Nel giorno degli 8, overo nelli due giorni precedenti, ciò che non ricordo bene, vennero incassate tutte le gioje e le perle del tesoro di Loreto, e trasportate a Roma. Il mondo stimava quel tesoro di un prezzo immenso, ma allora si sentì che non valeva più di un mezzo milione di scudi. Credo che l’opinione comune avesse ingigantito assai il valore di quelle gemme, ma credo ancora che eccedesse la somma enunciata, e passò in troppe mani, e troppi interessi poterono concorrere ad abbassarlo. Gli ori e gli argenti si lasciarono, o per troppa fretta, o per politica mal intesa, o per averli calcolati male. I Francesi presero tutto una settimana dopo, e si disse che quei metalli constituivano un effettivo di scudi cinquecentomila. Erano molti, ma mi pare che non arrivassero a tanto. I Francesi o i loro aderenti pigliarono anche i galloni delle camere e delle sedie, e i cristalli degli armadii.

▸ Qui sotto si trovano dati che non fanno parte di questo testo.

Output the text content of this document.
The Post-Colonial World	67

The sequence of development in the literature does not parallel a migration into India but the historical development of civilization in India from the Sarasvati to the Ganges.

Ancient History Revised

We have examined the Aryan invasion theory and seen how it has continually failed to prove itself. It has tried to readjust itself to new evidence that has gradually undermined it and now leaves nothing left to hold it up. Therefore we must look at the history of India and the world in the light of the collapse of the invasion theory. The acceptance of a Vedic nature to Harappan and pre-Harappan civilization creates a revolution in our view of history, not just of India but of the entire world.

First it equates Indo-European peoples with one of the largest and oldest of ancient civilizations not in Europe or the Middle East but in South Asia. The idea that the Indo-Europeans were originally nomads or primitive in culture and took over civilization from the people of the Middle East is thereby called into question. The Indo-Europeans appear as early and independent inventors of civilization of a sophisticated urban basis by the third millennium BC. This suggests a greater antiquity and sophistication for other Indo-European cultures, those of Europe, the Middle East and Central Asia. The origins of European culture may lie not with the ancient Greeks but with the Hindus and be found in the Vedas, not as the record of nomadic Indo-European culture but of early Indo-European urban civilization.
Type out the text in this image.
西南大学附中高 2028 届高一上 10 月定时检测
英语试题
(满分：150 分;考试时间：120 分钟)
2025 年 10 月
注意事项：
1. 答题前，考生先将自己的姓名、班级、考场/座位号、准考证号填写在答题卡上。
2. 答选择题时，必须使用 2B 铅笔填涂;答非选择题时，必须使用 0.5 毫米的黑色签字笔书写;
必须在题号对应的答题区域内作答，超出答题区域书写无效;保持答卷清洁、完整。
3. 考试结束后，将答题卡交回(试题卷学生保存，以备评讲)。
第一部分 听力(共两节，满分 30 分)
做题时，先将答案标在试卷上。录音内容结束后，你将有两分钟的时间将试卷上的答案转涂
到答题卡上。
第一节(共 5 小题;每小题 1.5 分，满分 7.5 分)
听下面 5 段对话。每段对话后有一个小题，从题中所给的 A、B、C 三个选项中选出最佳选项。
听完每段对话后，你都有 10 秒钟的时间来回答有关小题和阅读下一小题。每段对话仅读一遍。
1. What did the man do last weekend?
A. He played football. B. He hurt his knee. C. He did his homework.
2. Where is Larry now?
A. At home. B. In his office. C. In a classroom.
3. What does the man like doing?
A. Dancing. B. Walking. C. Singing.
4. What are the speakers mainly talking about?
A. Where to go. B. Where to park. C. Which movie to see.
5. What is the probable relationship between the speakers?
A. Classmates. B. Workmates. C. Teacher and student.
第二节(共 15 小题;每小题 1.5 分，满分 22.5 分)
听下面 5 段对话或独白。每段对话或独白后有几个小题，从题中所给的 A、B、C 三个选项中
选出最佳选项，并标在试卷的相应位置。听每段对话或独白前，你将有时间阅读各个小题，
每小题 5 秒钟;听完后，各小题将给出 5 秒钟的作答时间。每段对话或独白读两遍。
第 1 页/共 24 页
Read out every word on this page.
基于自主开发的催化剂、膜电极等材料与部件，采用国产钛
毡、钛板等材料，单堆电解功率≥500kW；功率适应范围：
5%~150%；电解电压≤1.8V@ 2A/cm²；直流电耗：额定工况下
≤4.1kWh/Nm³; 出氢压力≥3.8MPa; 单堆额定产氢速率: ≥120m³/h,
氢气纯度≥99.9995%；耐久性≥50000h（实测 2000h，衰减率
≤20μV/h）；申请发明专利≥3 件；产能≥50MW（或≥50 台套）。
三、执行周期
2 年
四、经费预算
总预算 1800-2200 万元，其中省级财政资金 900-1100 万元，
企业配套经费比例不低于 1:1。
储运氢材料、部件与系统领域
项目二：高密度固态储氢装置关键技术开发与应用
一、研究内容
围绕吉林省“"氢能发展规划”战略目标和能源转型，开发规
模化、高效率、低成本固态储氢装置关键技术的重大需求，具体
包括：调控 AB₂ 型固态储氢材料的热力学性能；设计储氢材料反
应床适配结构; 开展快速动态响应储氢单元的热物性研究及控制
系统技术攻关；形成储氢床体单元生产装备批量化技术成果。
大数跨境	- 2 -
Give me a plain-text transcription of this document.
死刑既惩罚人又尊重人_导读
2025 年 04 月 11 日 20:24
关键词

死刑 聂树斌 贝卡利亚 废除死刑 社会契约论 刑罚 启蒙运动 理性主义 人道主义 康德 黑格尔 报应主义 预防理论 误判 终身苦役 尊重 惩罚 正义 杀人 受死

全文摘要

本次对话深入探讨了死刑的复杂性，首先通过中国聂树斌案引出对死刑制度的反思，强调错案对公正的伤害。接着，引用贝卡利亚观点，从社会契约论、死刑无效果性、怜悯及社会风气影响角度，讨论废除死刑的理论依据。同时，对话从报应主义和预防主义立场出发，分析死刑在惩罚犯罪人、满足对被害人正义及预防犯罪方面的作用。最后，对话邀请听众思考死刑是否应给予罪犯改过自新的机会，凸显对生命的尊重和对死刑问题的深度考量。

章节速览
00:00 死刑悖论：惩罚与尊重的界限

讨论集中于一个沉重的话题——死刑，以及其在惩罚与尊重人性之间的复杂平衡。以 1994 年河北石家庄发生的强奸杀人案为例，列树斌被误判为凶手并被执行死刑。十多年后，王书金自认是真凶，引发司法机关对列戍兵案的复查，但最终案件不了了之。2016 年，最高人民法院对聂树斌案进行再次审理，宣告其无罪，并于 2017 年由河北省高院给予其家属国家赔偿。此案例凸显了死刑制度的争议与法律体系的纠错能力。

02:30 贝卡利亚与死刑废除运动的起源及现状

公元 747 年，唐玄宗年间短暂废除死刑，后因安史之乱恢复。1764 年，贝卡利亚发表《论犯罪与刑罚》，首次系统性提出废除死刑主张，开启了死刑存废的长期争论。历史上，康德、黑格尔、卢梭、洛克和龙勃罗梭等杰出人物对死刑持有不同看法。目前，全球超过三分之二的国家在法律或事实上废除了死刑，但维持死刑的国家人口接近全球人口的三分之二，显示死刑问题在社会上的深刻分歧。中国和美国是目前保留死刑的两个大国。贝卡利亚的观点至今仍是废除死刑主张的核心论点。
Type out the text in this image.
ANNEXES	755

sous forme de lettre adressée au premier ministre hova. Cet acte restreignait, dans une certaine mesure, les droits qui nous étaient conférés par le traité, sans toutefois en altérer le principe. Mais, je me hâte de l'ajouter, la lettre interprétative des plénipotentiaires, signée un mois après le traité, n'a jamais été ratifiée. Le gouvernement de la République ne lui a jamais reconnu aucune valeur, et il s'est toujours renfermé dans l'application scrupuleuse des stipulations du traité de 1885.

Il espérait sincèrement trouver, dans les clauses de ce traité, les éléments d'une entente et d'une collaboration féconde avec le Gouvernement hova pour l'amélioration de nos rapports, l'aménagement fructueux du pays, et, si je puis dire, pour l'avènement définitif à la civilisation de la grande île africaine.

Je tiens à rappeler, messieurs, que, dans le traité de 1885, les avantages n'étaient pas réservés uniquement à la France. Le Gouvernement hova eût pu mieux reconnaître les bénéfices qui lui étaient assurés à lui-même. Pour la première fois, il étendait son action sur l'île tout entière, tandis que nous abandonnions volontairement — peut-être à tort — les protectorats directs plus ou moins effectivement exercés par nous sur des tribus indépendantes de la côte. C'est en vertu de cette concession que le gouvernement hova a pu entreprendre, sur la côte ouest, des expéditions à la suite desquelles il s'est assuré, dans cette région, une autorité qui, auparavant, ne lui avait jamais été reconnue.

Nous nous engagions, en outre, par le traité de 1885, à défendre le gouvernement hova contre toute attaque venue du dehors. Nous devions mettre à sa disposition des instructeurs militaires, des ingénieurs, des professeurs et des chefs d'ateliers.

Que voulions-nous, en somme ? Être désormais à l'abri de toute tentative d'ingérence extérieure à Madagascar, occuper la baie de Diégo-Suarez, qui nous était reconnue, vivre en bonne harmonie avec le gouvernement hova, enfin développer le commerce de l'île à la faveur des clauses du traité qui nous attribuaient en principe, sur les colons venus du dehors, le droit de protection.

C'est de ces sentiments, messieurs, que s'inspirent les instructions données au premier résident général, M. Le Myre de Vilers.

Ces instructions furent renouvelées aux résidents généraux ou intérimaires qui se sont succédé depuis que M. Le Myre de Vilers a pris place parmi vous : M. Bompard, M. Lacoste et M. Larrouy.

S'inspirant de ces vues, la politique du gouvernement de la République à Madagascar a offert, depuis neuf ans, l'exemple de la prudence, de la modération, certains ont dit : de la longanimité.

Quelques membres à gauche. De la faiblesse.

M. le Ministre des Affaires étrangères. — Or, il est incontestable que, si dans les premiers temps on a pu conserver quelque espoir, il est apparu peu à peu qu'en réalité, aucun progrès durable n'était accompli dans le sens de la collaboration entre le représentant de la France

Verso il mezzo giorno dei 9 si incominciò a sentire che i Francesi avanzavano verso Loreto, e due o tre ore appresso un uomo di Loreto, probabilmente ubbriaco venne qua correndo e incominciò a gridare come un ossesso, Miracolo Miracolo; alle falde del colle i cavalli, e i carri si sono resi immobili, gli inimici non possono salirlo, e la Madonna ce ne ha liberati. In sostanza i francesi si erano fermati un momento a’ piedi della salita per dare il fiato ai cavalli, e raddoppiarli nei carri più grevi, ma il popolo non intende ragioni. I Francesi allora venivano temuti, e non senza ragione, in peggior conto dei demonj, e molti si aspettavano un miracolo alle porte di Loreto, overo a quelle di Roma.